In this context of the development of historical anthropology (Gernet 1981 [1968]), scholars of antiquity defended themselves valiantly, whereas their situation could be considered vulnerable, at least from the inside. Jean‐Pierre Vernant, author of Myth and Thought among the Greeks, first published in 1965, founded in 1986 the journal Mètis, sub‐titled Anthropological Review of the Ancient Greek World. Vernant was not alone. Between 1965 and the end of 1980, with him and around him major studies appeared by Marcel Detienne, Pierre Vidal‐Naquet, Nicole Loraux, François Hartog, François Lissarrague, Françoise Frontisi, and others, alongside collective works such as The Cuisine of Sacrifice among the Greeks (1979). However, in 1989, Vernant published in Mètis a synthesis, “De la psychologie historique à une anthropologie de la Grèce ancienne” (“From historical psychology to an anthropology of Ancient Greece”), in which he expressed a certain concern and again spelt out the basic objectives of an anthropology of Greece. It should essentially be devoted to a study of the categories of space and TIME, the uses of MEMORY, the structures governing the narration of legends, the frameworks of thought underlying political and judicial discourse, medical and philosophical treatises, and to the analysis of the forms of practical intelligence (shrewdness, cunning, craft artefacts, etc.), and of the relationship between acts and individuals.

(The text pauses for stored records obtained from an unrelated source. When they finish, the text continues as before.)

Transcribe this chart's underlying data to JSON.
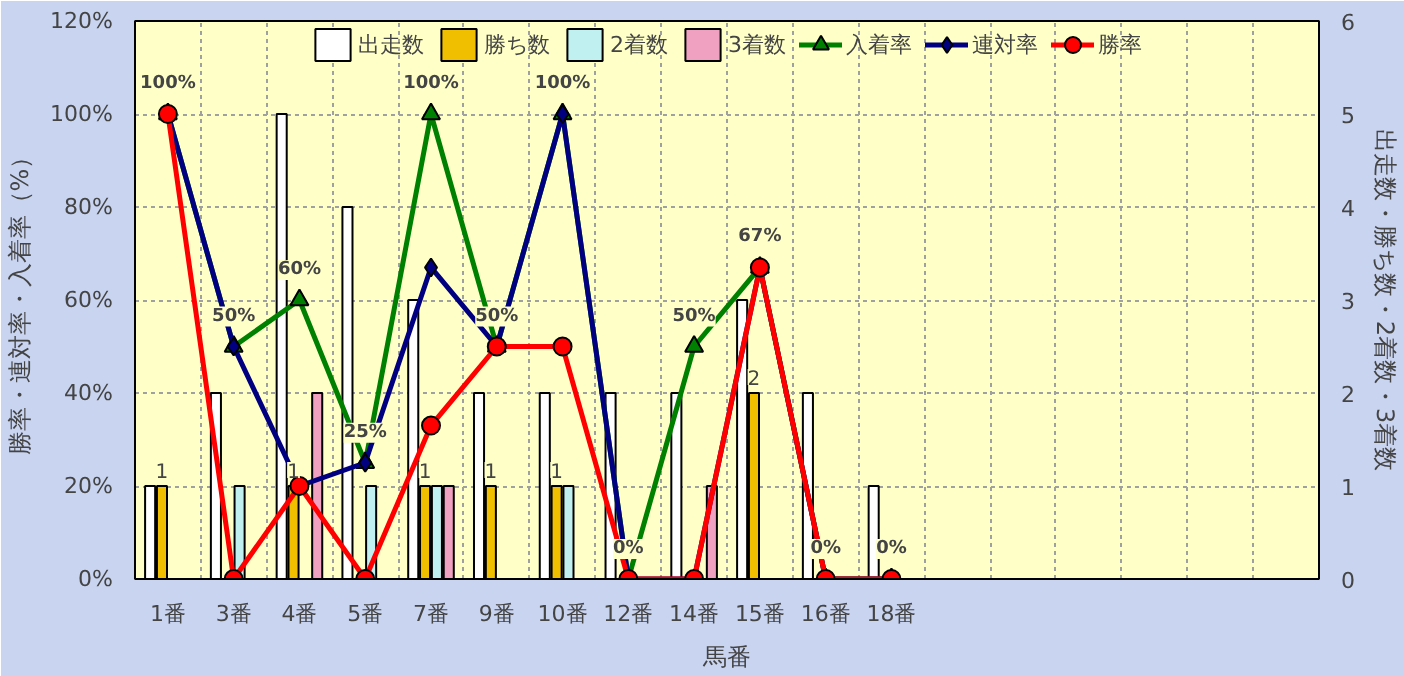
{
  "chart_data": {
    "type": "bar",
    "xlabel": "馬番",
    "ylabel": "勝率・連対率・入着率（%）",
    "y2label": "出走数・勝ち数・2着数・3着数",
    "categories": [
      "1番",
      "3番",
      "4番",
      "5番",
      "7番",
      "9番",
      "10番",
      "12番",
      "14番",
      "15番",
      "16番",
      "18番",
      null,
      null,
      null,
      null,
      null,
      null
    ],
    "series": [
      {
        "name": "出走数",
        "axis": "y2",
        "color": "#ffffff",
        "values": [
          1,
          2,
          5,
          4,
          3,
          2,
          2,
          2,
          2,
          3,
          2,
          1,
          null,
          null,
          null,
          null,
          null,
          null
        ]
      },
      {
        "name": "勝ち数",
        "axis": "y2",
        "color": "#f0c000",
        "values": [
          1,
          0,
          1,
          0,
          1,
          1,
          1,
          0,
          0,
          2,
          0,
          0,
          null,
          null,
          null,
          null,
          null,
          null
        ],
        "value_labels": [
          "1",
          null,
          "1",
          null,
          "1",
          "1",
          "1",
          null,
          null,
          "2",
          null,
          null,
          null,
          null,
          null,
          null,
          null,
          null
        ]
      },
      {
        "name": "2着数",
        "axis": "y2",
        "color": "#c0f0f0",
        "values": [
          0,
          1,
          0,
          1,
          1,
          0,
          1,
          0,
          0,
          0,
          0,
          0,
          null,
          null,
          null,
          null,
          null,
          null
        ]
      },
      {
        "name": "3着数",
        "axis": "y2",
        "color": "#f0a0c0",
        "values": [
          0,
          0,
          2,
          0,
          1,
          0,
          0,
          0,
          1,
          0,
          0,
          0,
          null,
          null,
          null,
          null,
          null,
          null
        ]
      },
      {
        "name": "入着率",
        "type": "line",
        "marker": "triangle",
        "color": "#008000",
        "values": [
          100,
          50,
          60,
          25,
          100,
          50,
          100,
          0,
          50,
          67,
          0,
          0,
          null,
          null,
          null,
          null,
          null,
          null
        ],
        "value_labels": [
          "100%",
          "50%",
          "60%",
          "25%",
          "100%",
          "50%",
          "100%",
          "0%",
          "50%",
          "67%",
          "0%",
          "0%",
          null,
          null,
          null,
          null,
          null,
          null
        ]
      },
      {
        "name": "連対率",
        "type": "line",
        "marker": "diamond",
        "color": "#000080",
        "values": [
          100,
          50,
          20,
          25,
          67,
          50,
          100,
          0,
          0,
          67,
          0,
          0,
          null,
          null,
          null,
          null,
          null,
          null
        ]
      },
      {
        "name": "勝率",
        "type": "line",
        "marker": "circle",
        "color": "#ff0000",
        "values": [
          100,
          0,
          20,
          0,
          33,
          50,
          50,
          0,
          0,
          67,
          0,
          0,
          null,
          null,
          null,
          null,
          null,
          null
        ]
      }
    ],
    "ylim": [
      0,
      120
    ],
    "yticks": [
      {
        "value": 0,
        "label": "0%"
      },
      {
        "value": 20,
        "label": "20%"
      },
      {
        "value": 40,
        "label": "40%"
      },
      {
        "value": 60,
        "label": "60%"
      },
      {
        "value": 80,
        "label": "80%"
      },
      {
        "value": 100,
        "label": "100%"
      },
      {
        "value": 120,
        "label": "120%"
      }
    ],
    "y2lim": [
      0,
      6
    ],
    "y2ticks": [
      0,
      1,
      2,
      3,
      4,
      5,
      6
    ],
    "grid": true,
    "legend": "top",
    "line_style": "solid"
  }
}
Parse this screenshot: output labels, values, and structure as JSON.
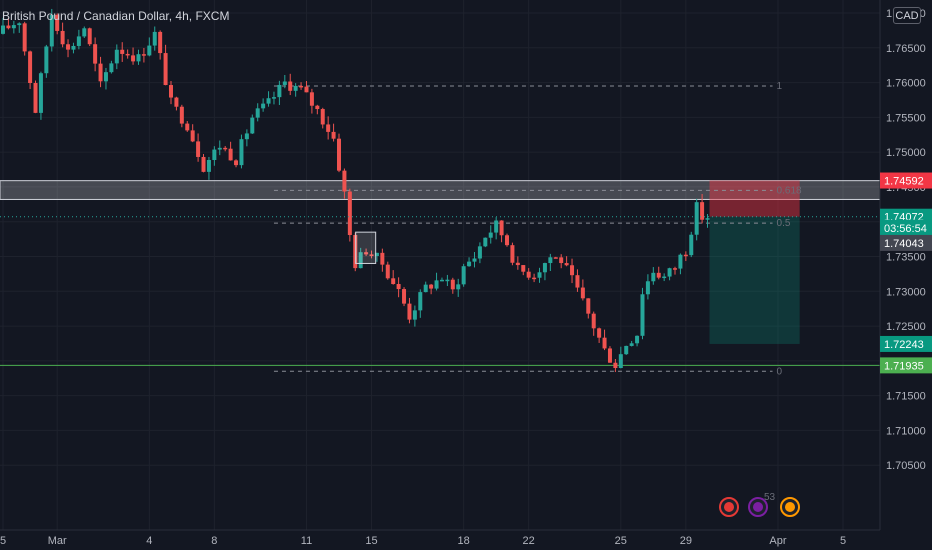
{
  "header": {
    "symbol_title": "British Pound / Canadian Dollar, 4h, FXCM",
    "currency_button": "CAD"
  },
  "colors": {
    "background": "#131722",
    "up_candle": "#26a69a",
    "down_candle": "#ef5350",
    "grid": "#1e222d",
    "support_line": "#4caf50",
    "resistance_zone": "#ffffff",
    "stop_zone": "#f23645",
    "target_zone": "#089981"
  },
  "chart_data": {
    "type": "candlestick",
    "symbol": "GBPCAD",
    "timeframe": "4h",
    "ylim": [
      1.7,
      1.77
    ],
    "y_ticks": [
      "1.70500",
      "1.71000",
      "1.71500",
      "1.72000",
      "1.72500",
      "1.73000",
      "1.73500",
      "1.74000",
      "1.74500",
      "1.75000",
      "1.75500",
      "1.76000",
      "1.76500",
      "1.77000"
    ],
    "x_ticks": [
      {
        "label": "5",
        "pos": 0
      },
      {
        "label": "Mar",
        "pos": 10
      },
      {
        "label": "4",
        "pos": 27
      },
      {
        "label": "8",
        "pos": 39
      },
      {
        "label": "11",
        "pos": 56
      },
      {
        "label": "15",
        "pos": 68
      },
      {
        "label": "18",
        "pos": 85
      },
      {
        "label": "22",
        "pos": 97
      },
      {
        "label": "25",
        "pos": 114
      },
      {
        "label": "29",
        "pos": 126
      },
      {
        "label": "Apr",
        "pos": 143
      },
      {
        "label": "5",
        "pos": 155
      }
    ],
    "path": [
      [
        0,
        1.767
      ],
      [
        4,
        1.769
      ],
      [
        7,
        1.756
      ],
      [
        10,
        1.77
      ],
      [
        13,
        1.7645
      ],
      [
        16,
        1.768
      ],
      [
        19,
        1.7595
      ],
      [
        22,
        1.765
      ],
      [
        26,
        1.7635
      ],
      [
        29,
        1.767
      ],
      [
        32,
        1.757
      ],
      [
        35,
        1.754
      ],
      [
        37,
        1.75
      ],
      [
        38,
        1.748
      ],
      [
        41,
        1.751
      ],
      [
        44,
        1.749
      ],
      [
        47,
        1.755
      ],
      [
        50,
        1.757
      ],
      [
        53,
        1.76
      ],
      [
        56,
        1.759
      ],
      [
        59,
        1.756
      ],
      [
        62,
        1.752
      ],
      [
        63,
        1.748
      ],
      [
        64,
        1.744
      ],
      [
        65,
        1.738
      ],
      [
        66,
        1.734
      ],
      [
        68,
        1.736
      ],
      [
        71,
        1.734
      ],
      [
        74,
        1.73
      ],
      [
        76,
        1.7265
      ],
      [
        79,
        1.7305
      ],
      [
        82,
        1.732
      ],
      [
        84,
        1.73
      ],
      [
        86,
        1.7335
      ],
      [
        88,
        1.735
      ],
      [
        90,
        1.738
      ],
      [
        92,
        1.7395
      ],
      [
        94,
        1.737
      ],
      [
        96,
        1.733
      ],
      [
        99,
        1.7325
      ],
      [
        102,
        1.735
      ],
      [
        104,
        1.7345
      ],
      [
        107,
        1.73
      ],
      [
        110,
        1.725
      ],
      [
        112,
        1.7215
      ],
      [
        114,
        1.7195
      ],
      [
        116,
        1.7225
      ],
      [
        118,
        1.724
      ],
      [
        119,
        1.73
      ],
      [
        121,
        1.733
      ],
      [
        123,
        1.732
      ],
      [
        125,
        1.7335
      ],
      [
        126,
        1.735
      ],
      [
        127,
        1.736
      ],
      [
        128,
        1.739
      ],
      [
        129,
        1.742
      ],
      [
        130,
        1.7407
      ]
    ],
    "price_scale_tags": [
      {
        "label": "1.74592",
        "value": 1.74592,
        "kind": "stop"
      },
      {
        "label": "1.74072",
        "value": 1.74072,
        "kind": "last"
      },
      {
        "label": "03:56:54",
        "value": 1.73912,
        "kind": "countdown"
      },
      {
        "label": "1.74043",
        "value": 1.73695,
        "kind": "marker"
      },
      {
        "label": "1.72243",
        "value": 1.72243,
        "kind": "target"
      },
      {
        "label": "1.71935",
        "value": 1.71935,
        "kind": "support"
      }
    ],
    "fib_levels": [
      {
        "label": "1",
        "value": 1.7595
      },
      {
        "label": "0.618",
        "value": 1.7445
      },
      {
        "label": "0.5",
        "value": 1.7398
      },
      {
        "label": "0",
        "value": 1.7185
      }
    ],
    "resistance_zone": [
      1.7432,
      1.7459
    ],
    "support_level": 1.71935,
    "position": {
      "entry": 1.74072,
      "stop": 1.74592,
      "target": 1.72243
    },
    "annotations": [
      "53"
    ]
  }
}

Like Lévi‐Strauss, Herodotus “begins by paying homage to the power and the insignificance of the event” (Lévi‐Strauss 1966, 408), before its incidental nature which he expresses on every page. At the same time, he makes every effort to detect “a unity and a consistency behind everything that would not necessarily emerge from a mere description of the facts, simply laid out in a disorganized manner under the gaze of the scholar” (Lévi‐Strauss 1971, 614). Regarding Herodotus as a kind of Lévi‐Strauss casts light on who the Greek historian really was, forged in the Western tradition and accepted as the “FATHER OF HISTORY” despite the fact that he never claimed that title for himself. He was more interested in the diversity of the cultures he encountered, which each raised questions for the Greeks on how they saw themselves.